Squishy Robotics optimizes the deployment of emergency sensors spatially over time. AI techniques (e.g., Long Short-Term Memory neural networks, Random forests) identify regions where sensors would be most valued without requiring humans to enter the potentially dangerous area. The cost function for optimization considers costs of false-positive and false-negative errors. Expected Value of Information (EVI) is used to identify the most valuable type and location of physical sensors to be deployed to increase the decision-analytic value of a sensor network. This case study using data from the Tennessee Eastman process dataset of a chemical plant displayed in OSIsoft (now part of AVEVA) or Blueforce interfaces.

Do you care about the environment? Are you a thought leader from industry looking for more effective solutions for methane detection and remediation?

The recent report by the United Nations’ Intergovernmental Panel on Climate Change (IPCC) makes it abundantly clear that immediate action is required to mitigate the worst effects of climate change. Methane is the second most common greenhouse gas, accounting for approximately 20 percent of global emissions.

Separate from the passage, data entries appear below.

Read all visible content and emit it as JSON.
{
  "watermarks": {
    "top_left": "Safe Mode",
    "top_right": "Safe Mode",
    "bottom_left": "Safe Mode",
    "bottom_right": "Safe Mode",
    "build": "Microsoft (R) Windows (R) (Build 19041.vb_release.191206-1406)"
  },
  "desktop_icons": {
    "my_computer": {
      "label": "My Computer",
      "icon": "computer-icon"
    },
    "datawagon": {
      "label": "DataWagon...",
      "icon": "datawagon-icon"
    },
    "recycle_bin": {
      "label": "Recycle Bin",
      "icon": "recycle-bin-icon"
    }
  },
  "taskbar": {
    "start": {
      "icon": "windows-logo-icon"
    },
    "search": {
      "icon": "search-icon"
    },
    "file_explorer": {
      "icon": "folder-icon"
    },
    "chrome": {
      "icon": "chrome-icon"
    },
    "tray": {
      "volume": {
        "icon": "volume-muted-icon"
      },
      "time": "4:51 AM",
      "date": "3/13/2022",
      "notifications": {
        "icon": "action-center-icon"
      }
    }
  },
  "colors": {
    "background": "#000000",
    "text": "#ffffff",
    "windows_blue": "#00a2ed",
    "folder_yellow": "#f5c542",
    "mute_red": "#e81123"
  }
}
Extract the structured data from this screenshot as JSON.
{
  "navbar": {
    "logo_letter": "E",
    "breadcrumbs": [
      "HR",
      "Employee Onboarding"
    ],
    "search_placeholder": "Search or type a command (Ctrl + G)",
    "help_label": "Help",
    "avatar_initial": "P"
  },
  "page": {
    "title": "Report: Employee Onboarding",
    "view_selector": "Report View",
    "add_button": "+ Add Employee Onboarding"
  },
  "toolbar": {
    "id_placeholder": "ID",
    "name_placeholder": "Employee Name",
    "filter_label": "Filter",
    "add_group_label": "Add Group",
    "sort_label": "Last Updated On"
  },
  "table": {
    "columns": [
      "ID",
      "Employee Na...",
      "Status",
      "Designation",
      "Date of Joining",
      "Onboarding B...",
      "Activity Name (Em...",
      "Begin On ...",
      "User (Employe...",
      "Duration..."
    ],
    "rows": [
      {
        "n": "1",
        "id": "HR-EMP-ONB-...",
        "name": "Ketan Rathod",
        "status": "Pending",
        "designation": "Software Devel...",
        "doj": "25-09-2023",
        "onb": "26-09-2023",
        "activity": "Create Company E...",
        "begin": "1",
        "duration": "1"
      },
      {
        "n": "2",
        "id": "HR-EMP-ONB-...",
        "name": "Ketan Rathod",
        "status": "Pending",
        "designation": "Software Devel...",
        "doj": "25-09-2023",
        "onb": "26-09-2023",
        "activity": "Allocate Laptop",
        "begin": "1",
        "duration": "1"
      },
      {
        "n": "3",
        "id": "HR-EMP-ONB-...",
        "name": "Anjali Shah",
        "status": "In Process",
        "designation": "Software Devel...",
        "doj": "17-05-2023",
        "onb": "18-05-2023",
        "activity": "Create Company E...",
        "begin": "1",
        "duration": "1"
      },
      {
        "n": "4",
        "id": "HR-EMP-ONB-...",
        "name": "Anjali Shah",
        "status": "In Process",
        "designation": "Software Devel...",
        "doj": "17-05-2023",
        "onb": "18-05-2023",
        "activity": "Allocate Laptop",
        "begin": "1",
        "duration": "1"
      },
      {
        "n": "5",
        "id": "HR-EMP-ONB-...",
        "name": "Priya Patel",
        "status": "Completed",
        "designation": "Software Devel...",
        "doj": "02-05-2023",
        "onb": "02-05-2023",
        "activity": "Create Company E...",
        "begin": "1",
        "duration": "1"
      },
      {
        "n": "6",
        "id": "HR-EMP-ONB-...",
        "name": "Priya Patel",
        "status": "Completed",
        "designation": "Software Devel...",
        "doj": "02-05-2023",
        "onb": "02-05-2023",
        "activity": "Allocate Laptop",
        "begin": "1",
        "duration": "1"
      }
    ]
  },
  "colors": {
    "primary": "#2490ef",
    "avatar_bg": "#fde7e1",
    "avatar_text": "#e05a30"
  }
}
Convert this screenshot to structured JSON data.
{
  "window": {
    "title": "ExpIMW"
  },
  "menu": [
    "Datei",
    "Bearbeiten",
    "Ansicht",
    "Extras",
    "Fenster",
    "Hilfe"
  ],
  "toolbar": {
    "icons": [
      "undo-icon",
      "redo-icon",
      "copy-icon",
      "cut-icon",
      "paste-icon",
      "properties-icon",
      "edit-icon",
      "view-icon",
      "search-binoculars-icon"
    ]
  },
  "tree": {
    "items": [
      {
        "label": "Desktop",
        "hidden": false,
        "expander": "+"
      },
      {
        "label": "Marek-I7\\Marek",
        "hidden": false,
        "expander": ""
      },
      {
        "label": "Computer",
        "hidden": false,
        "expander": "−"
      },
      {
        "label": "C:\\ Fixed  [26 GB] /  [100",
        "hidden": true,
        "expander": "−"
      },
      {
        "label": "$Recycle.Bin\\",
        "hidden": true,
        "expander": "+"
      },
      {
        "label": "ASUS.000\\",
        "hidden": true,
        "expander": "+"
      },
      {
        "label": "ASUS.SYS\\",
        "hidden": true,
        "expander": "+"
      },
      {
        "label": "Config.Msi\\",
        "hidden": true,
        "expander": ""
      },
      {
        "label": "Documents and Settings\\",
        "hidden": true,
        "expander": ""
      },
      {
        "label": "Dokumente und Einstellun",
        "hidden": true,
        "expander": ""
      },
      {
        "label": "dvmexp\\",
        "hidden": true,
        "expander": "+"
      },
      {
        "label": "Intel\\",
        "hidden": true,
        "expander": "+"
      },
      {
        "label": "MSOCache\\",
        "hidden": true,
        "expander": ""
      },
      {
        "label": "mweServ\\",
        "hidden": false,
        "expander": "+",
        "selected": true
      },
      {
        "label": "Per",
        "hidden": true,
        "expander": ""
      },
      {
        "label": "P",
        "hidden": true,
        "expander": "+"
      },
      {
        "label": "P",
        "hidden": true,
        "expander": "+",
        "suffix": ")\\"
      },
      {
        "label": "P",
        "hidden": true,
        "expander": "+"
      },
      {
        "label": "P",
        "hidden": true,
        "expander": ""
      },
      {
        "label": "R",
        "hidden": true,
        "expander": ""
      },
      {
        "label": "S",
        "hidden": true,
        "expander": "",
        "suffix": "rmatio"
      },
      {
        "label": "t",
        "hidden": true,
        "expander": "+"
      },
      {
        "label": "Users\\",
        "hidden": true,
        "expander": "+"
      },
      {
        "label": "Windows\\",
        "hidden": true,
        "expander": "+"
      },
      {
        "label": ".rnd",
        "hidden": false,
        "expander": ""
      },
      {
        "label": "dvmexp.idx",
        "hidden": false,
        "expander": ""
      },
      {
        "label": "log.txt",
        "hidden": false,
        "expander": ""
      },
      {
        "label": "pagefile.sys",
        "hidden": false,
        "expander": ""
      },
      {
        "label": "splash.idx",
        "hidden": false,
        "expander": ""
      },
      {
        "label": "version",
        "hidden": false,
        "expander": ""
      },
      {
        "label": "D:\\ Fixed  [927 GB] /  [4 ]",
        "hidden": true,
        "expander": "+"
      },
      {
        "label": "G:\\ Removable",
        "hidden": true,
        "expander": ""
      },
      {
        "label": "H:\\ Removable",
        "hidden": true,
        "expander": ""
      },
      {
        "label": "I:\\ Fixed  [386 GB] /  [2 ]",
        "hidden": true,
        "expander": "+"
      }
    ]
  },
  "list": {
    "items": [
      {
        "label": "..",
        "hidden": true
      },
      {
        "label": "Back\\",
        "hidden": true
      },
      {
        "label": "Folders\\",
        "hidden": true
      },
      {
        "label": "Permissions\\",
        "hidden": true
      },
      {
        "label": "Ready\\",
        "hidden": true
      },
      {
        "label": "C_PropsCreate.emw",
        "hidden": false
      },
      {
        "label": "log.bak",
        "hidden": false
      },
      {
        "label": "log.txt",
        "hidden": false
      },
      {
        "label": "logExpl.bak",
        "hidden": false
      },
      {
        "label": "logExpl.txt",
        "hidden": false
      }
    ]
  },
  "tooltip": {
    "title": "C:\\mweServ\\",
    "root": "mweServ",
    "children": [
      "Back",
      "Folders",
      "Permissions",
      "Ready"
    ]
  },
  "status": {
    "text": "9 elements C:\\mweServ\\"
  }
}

In the Oil & Gas industry, methane (CH4) emissions are particularly hard to detect and localize.  Emissions are highly transient and often occur in remote locations (abandoned/underperforming wells, tank farms, gas compression sites, and pipelines). Methane emissions typically have low flow rates of pure methane that quickly saturate typical handheld sensors if measured at the point of emission. Measuring methane emissions from afar is almost impossible because the gas quickly disperses in the air.  Due to the multiplicity of production sites compared to the number of refineries, these sites usually do not have a full-time operator, increasing the risk that a methane emission will go unnoticed. Methane emissions may come from identifiable locations (e.g., tank vents, pneumatic controls, or regulatorily approved venting) while unplanned emissions may occur at a diverse set of locations (e.g., leaks from piping, values, or seals). Identifying these emissions requires improved tracking and analysis that can effectively provide early detection and trigger interventions for priority remediation.

Our goal is to not only help oil and gas companies reduce unwanted methane emissions, but also use our data analytics to prioritize remediation actions and use for sustainability certifications.

Squishy Robotics is launching a study to  develop an innovative solution for increasing the number of methane inspections and the quality of recorded measurement data by using a hierarchical approach involving optimal rapid placement methods, multimodal sensing strategies, multiagent collaboration, and data analytics. See some of our prior publications in AI, sensor fusion and sensor placement.

We are looking to interview innovators and Oil & Gas industry experts to better understand the problems, challenges, and pain points with current solutions. If you are interested in joining us in this study, please contact Professor Alice M. Agogino at agogino@berkley.edu.

Field Testing & Demonstrations

Overturned Tanker Training with LACoFD

Squishy Robotics engineers joined the Los Angeles County Fire Department during a hazardous materials (HazMat) training scenario at the Del Valle Regional Training Center “HazMat City.” Deployed via drone airdrops, our sensor robots provided visual and 4-gas sensor data to the incident command center during a simulated tanker truck leak.